RÉDACTION PUBLICITAIRE / L’Association pulmonaire du Québec (APQ), en partenariat avec Santé Canada, vient de lancer sa troisième campagne annuelle de sensibilisation sur le radon.

Cette campagne, réalisée en collaboration avec les municipalités et les villes du Québec, s’étend de la mi-septembre 2018 à la fin mars 2019 et a pour but de sensibiliser la population aux dangers du radon. 

Qu’est-ce que le radon ?

Le radon est un gaz radioactif provenant de la désintégration de l’uranium dans la croûte terrestre. On le trouve dans le sol partout à la surface de la Terre. Toutefois, sa concentration peut varier beaucoup d’un endroit à l’autre. 

Le radon peut s’infiltrer dans les habitations par les fondations. En trop grande concentration, ce gaz peut entraîner des risques importants pour la santé. 

Impact sur la santé

Au Québec, le radon est à l’origine de 16 % des décès par cancer du poumon. Il s’agit de plus de 600 pertes de vie par année. 

Les fumeurs qui sont exposés à des concentrations élevées de radon sont plus susceptibles de développer un cancer du poumon. En effet, 60% des décès par cancer pulmonaire associés au radon surviennent chez les usagers du tabac, contre 30% chez les anciens fumeurs et 10% chez les non-fumeurs.
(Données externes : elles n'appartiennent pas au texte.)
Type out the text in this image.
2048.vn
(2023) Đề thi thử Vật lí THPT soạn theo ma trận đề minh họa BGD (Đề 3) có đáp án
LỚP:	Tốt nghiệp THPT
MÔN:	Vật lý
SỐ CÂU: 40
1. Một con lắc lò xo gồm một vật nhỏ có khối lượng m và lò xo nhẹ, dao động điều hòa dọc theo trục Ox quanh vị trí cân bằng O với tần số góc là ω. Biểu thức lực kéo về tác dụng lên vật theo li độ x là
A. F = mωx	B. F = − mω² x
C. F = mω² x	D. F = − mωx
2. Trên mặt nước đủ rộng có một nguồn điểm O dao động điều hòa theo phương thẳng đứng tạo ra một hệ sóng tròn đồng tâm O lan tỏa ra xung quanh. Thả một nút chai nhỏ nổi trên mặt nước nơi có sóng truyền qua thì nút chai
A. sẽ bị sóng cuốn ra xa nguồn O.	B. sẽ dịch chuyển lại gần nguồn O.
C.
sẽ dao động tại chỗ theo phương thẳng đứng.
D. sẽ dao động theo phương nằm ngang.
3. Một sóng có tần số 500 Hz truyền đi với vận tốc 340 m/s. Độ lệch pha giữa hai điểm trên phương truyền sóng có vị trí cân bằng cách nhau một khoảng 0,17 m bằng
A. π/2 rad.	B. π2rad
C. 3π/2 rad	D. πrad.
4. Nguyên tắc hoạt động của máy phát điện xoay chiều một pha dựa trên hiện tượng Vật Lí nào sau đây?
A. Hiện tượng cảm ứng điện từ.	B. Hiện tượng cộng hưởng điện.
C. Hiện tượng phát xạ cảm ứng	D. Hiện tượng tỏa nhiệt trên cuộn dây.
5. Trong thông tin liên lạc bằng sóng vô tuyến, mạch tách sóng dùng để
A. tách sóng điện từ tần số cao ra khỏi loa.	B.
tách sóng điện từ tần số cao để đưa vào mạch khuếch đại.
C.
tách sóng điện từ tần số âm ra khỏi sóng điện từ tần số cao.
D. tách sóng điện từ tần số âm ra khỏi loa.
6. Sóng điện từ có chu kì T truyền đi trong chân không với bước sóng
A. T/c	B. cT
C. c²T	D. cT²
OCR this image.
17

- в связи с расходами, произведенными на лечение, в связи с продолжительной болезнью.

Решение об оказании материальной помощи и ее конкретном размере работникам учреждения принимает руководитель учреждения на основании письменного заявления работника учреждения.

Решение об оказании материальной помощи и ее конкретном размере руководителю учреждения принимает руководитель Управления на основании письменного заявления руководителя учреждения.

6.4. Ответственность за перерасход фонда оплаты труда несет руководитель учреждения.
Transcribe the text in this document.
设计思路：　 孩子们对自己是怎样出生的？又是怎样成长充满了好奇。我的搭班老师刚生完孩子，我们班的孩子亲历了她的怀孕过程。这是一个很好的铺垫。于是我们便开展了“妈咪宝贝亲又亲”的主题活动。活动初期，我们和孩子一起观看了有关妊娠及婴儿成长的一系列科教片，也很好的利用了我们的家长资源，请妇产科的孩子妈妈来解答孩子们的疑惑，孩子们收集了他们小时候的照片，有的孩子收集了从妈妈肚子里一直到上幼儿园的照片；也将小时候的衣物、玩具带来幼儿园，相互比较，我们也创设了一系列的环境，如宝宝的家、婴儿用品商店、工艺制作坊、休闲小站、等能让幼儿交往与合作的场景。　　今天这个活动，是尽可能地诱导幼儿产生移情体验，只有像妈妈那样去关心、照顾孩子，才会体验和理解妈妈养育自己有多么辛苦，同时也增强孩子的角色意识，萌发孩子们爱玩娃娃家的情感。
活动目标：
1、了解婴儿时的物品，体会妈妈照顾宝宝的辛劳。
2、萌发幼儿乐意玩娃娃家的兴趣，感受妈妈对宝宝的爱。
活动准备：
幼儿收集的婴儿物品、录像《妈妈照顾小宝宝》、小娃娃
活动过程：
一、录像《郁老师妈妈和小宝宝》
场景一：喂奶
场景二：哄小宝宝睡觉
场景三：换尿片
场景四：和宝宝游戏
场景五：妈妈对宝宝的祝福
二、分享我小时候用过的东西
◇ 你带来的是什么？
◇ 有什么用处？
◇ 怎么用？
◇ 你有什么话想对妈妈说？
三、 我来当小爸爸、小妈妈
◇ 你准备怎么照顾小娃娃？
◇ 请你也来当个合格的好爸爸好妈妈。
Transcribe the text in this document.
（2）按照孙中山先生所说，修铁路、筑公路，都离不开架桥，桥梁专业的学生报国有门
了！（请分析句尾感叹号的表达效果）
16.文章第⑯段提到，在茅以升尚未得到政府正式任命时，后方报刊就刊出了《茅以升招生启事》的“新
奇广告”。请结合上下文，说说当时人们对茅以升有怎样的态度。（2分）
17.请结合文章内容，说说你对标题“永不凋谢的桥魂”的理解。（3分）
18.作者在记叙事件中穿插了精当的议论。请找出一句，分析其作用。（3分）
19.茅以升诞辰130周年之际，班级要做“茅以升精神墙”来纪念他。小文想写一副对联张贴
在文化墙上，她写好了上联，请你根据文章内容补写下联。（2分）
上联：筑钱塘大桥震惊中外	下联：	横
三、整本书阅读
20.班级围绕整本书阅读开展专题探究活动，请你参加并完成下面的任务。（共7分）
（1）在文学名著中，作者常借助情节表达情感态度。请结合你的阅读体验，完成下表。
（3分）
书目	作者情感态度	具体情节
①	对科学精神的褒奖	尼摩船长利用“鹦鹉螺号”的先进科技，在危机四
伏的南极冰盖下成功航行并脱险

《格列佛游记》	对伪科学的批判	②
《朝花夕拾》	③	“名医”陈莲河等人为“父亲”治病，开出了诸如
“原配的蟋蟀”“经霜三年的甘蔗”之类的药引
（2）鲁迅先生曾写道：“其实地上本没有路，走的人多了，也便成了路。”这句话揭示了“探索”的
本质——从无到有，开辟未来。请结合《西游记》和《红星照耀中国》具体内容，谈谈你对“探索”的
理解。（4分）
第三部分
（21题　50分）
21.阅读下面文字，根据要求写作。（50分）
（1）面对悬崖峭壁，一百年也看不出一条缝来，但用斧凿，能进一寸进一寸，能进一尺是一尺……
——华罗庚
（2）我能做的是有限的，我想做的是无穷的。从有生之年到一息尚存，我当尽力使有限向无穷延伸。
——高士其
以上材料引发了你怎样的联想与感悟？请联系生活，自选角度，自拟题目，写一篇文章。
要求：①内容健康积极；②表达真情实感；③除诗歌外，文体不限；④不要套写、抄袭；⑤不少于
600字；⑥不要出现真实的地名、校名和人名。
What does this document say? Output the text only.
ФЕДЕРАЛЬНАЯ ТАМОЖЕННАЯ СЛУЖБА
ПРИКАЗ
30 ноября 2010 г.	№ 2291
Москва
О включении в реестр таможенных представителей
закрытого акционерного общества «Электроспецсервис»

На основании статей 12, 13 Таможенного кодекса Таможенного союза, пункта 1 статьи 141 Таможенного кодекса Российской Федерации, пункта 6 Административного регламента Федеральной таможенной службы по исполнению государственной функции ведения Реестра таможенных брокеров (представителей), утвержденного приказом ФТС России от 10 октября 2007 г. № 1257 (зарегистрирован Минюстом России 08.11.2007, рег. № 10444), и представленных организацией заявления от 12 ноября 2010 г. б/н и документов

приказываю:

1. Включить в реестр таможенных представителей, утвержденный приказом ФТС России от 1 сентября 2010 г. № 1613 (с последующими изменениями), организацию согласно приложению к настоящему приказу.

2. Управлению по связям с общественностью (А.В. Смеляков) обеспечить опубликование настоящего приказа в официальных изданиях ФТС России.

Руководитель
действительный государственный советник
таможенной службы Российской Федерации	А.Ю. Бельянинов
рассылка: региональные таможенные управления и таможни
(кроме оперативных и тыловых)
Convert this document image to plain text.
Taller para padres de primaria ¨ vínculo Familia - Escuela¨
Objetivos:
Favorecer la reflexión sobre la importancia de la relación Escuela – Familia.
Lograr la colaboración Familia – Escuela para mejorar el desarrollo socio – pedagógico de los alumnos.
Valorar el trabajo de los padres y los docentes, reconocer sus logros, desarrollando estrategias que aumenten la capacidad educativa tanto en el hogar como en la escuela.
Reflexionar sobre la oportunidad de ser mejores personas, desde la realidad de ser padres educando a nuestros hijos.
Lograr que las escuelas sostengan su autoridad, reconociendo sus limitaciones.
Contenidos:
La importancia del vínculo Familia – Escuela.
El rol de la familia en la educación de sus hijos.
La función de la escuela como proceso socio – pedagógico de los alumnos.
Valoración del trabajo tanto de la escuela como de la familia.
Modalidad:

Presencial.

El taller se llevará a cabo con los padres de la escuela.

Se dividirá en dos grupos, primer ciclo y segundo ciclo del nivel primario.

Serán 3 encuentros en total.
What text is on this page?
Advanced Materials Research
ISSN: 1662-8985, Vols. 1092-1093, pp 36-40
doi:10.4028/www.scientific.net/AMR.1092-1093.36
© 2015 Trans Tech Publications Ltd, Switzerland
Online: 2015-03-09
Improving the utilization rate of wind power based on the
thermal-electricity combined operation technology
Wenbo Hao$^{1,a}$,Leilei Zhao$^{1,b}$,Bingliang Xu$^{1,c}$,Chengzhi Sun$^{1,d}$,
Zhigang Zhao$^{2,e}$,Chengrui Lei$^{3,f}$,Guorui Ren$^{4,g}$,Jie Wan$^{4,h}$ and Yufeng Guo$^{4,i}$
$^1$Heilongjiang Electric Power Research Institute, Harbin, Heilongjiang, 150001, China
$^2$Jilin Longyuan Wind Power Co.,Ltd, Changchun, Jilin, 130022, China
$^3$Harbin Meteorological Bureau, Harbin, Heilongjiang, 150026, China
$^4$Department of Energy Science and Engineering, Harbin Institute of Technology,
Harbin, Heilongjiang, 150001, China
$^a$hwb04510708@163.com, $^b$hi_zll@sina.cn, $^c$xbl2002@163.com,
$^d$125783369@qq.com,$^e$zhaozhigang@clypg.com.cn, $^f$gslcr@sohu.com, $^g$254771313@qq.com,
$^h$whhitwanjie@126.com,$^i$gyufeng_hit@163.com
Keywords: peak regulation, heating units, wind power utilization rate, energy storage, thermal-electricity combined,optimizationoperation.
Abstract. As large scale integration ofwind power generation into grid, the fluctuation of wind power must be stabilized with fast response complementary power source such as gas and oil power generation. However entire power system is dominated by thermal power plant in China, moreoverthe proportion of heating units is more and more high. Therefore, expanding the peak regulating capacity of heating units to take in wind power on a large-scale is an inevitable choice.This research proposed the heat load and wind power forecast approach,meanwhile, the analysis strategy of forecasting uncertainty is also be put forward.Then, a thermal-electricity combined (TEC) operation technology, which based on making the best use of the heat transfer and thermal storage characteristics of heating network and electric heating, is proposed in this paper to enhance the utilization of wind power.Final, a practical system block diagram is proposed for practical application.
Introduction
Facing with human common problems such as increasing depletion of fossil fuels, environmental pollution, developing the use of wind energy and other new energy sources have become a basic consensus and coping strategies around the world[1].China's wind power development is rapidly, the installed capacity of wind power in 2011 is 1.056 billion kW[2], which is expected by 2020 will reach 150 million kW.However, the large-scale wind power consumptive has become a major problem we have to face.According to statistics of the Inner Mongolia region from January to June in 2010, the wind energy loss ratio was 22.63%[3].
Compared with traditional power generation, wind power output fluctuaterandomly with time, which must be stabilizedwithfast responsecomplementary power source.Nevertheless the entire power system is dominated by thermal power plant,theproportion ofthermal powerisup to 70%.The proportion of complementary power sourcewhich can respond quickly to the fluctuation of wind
Quels sont les risques d’une exposition au radon?

Une exposition quotidienne au radon augmente considérablement le risque de développer un cancer du poumon. 

Ce risque est plus important selon le niveau de concentration ainsi que le nombre d’années d’exposition, d’où le besoin d’agir rapidement. 

Comme le radon est inodore, incolore et insipide, il est impossible à détecter par les sens. L’unique façon de savoir si vous avez un problème de radon dans votre maison est d’en mesurer la concentration dans l’air à l’aide d’un détecteur certifié appelé dosimètre. C’est un test de mesure que l’on peut réaliser soi-même sans danger.

À ce jour, il s’agit de la meilleure solution pour faire face au radon et intervenir rapidement. Dans la plupart des cas, les travaux d’atténuation du radon sont peu onéreux (entre 800 $ et 3000 $) et garantissent la santé des habitants des lieux.

Les sources d’infiltrations

Qu’une maison soit neuve ou vieille, le radon peut s’y infiltrer par différents endroits tels que les fissures dans les fondations, les planchers en terre battue, les joints de construction, les ouvertures autour des conduits d’évacuation ou encore les vides sanitaires, les siphons de sol et les puisards. 

Particulièrement durant l’hiver, ce gaz s’emprisonne dans les maisons lorsque les portes et les fenêtres restent clauses. Ainsi, il est important de mesurer son niveau de concentration chez soi durant cette période puisqu’il peut s’avérer dangereux. 

La campagne de l’APQ

L’Association pulmonaire du Québec travaille depuis 2008 à faire connaître les méfaits du radon et participe à la cartographie de ce gaz pour le gouvernement du Québec afin de traquer ce danger invisible qui nous guette tous. 

Grâce à sa campagne de sensibilisation, elle permet aux citoyens d’en apprendre davantage sur les dangers d’une exposition quotidienne à une trop grande concentration de radon, de mesurer ce niveau de concentration chez soi et de savoir comment rectifier la situation.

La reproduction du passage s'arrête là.